Ursula Le Guin’s classic science fiction novel is a re-read for me, but this is the first review I have posted on it. I remember enjoying it in my young adulthood and now – however many years later – it is a delight to find it equally as compelling. Travelling right now, it lured me back for a chapter or two on buses and trains – or curled up at some ungodly hour in a hotel room when I should have been sleeping. Clearly a powerful book.
The Left Hand of Darkness surrounds two characters – Genly Ai, an envoy representing an interplanetary body committed to peace and unity, and Estraven, a wily politician on the planet he is visiting. Gethen is a wintery planet, and the people there lack gender.
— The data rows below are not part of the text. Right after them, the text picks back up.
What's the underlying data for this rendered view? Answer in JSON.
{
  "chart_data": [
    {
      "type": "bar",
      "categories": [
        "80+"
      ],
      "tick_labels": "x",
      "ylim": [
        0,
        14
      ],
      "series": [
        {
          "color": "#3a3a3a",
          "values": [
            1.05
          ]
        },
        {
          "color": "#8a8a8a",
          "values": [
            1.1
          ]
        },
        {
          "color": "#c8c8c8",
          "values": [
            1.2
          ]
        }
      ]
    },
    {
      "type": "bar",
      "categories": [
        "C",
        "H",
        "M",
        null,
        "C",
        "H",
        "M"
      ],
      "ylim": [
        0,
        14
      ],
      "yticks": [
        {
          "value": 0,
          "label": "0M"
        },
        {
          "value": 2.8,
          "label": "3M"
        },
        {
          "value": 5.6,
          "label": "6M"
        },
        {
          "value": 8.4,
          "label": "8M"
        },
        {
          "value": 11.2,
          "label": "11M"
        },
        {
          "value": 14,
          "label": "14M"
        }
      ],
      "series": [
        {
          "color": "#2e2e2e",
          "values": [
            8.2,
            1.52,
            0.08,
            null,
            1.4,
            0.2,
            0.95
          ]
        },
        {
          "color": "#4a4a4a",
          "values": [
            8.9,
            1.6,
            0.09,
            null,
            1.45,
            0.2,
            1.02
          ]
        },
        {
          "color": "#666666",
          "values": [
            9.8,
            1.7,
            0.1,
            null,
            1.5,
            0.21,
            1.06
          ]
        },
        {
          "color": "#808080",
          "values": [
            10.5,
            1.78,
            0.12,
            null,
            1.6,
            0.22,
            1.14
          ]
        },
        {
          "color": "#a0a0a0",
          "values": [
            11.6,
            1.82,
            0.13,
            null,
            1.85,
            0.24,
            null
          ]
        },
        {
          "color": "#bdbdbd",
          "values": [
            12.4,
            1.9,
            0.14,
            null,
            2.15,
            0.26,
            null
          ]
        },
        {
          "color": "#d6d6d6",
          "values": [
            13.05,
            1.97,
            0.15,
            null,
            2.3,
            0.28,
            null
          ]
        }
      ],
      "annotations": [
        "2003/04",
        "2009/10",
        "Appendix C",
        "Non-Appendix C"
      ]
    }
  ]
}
Once a month, they go through a mating phase known as ‘kummer’ during which hey adopt male or female physical characteristics. They may adopt either over their lives, depending upon the gender adopted by their mate.
The relationship between the two characters is a fascinating one, seen initially only through the envoy’s eyes. As the narration changes (Estraven narrates alternating chapters and short spurts of Gethenian history and folklore are also included) we begin to understand how little the envoy understands the culture and politics of the world he had chosen to visit. His path is a dangerous one – and the one man he should trust is the one he is most suspicious of.
Le Guin’s world is fascinating and fully realised – the history and backstory are rich and realistic. Compelling and intelligent, The Left Hand of Darkness is more challenging than many modern science fictions. One that will provoke thought.